To address the challenge of enabling autonomous robots in open environments to perform dynamic reasoning and replanning via closed-loop feedback, this paper introduces the first vision-language-driven closed-loop mobile operating system based on GPT-4V. Methodologically, it integrates multi-level open-vocabulary perception and contextual reasoning modules with iterative closed-loop feedback, failure root-cause diagnosis, and recovery mechanisms—unifying 3D environment perception, embodied reasoning, execution monitoring, and dynamic replanning. The core contribution lies in deeply embedding large language models’ open-ended semantic understanding into the physical closed-loop control pipeline, thereby enabling commonsense-guided exploration and robust failure recovery. Evaluated on eight real-world mobile and tabletop manipulation tasks, the system achieves a ~35% improvement in task success rate over state-of-the-art approaches, while demonstrating strong capabilities in free-form instruction parsing and long-horizon task planning.

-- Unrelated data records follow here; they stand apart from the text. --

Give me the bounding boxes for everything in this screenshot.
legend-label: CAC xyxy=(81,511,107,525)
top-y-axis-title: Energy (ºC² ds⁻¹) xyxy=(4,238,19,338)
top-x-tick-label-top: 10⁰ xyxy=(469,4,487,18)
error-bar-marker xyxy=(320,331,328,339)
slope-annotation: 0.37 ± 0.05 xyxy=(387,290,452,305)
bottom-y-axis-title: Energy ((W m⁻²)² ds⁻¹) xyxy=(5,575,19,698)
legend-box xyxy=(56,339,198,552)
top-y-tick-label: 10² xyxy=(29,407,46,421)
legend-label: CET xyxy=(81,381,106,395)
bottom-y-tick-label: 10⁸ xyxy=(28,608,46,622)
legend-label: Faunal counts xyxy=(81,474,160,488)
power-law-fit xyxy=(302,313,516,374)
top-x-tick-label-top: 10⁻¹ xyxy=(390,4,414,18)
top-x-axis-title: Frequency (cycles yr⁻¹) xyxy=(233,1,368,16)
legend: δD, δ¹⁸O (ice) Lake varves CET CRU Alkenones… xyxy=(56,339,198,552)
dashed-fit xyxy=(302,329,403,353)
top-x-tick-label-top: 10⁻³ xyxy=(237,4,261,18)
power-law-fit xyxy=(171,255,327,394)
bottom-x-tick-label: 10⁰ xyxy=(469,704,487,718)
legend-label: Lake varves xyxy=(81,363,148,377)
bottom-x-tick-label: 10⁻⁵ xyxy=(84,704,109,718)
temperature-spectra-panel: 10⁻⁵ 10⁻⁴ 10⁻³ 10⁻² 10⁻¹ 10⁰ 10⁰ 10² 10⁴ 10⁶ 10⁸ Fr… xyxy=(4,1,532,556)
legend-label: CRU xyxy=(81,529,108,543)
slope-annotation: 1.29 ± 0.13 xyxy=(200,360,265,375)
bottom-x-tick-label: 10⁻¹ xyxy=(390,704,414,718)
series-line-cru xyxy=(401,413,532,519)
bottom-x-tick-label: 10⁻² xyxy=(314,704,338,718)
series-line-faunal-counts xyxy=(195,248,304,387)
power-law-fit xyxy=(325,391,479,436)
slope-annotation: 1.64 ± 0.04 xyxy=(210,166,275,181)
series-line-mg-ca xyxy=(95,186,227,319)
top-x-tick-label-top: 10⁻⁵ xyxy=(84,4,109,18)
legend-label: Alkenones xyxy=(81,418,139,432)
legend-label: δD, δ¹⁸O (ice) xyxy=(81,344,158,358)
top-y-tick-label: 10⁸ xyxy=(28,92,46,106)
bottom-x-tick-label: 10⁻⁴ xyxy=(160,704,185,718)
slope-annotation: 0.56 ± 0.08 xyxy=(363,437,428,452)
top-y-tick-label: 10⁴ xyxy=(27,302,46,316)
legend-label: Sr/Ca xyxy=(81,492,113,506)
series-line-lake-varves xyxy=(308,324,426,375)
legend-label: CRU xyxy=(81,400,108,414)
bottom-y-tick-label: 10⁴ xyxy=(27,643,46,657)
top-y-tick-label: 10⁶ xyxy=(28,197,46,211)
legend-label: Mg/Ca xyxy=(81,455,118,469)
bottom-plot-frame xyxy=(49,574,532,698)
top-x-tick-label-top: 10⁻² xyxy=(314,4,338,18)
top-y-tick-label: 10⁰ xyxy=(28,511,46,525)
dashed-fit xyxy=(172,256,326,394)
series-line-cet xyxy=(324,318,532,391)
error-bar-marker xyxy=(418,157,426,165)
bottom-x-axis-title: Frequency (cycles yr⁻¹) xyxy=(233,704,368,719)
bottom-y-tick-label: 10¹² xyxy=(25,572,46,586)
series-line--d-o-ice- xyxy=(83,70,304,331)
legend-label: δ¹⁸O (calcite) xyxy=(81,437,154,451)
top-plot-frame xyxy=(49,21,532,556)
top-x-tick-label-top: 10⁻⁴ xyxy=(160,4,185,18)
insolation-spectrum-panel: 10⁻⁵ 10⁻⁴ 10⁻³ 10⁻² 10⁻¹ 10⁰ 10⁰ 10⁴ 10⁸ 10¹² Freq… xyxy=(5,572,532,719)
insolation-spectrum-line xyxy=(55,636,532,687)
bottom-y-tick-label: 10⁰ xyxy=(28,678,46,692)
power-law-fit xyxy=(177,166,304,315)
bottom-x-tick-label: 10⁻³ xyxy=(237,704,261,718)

Autonomous robot navigation and manipulation in open environments require reasoning and replanning with closed-loop feedback. In this work, we present COME-robot, the first closed-loop robotic system utilizing the GPT-4V vision-language foundation model for open-ended reasoning and adaptive planning in real-world scenarios.COME-robot incorporates two key innovative modules: (i) a multi-level open-vocabulary perception and situated reasoning module that enables effective exploration of the 3D environment and target object identification using commonsense knowledge and situated information, and (ii) an iterative closed-loop feedback and restoration mechanism that verifies task feasibility, monitors execution success, and traces failure causes across different modules for robust failure recovery. Through comprehensive experiments involving 8 challenging real-world mobile and tabletop manipulation tasks, COME-robot demonstrates a significant improvement in task success rate (~35%) compared to state-of-the-art methods. We further conduct comprehensive analyses to elucidate how COME-robot's design facilitates failure recovery, free-form instruction following, and long-horizon task planning.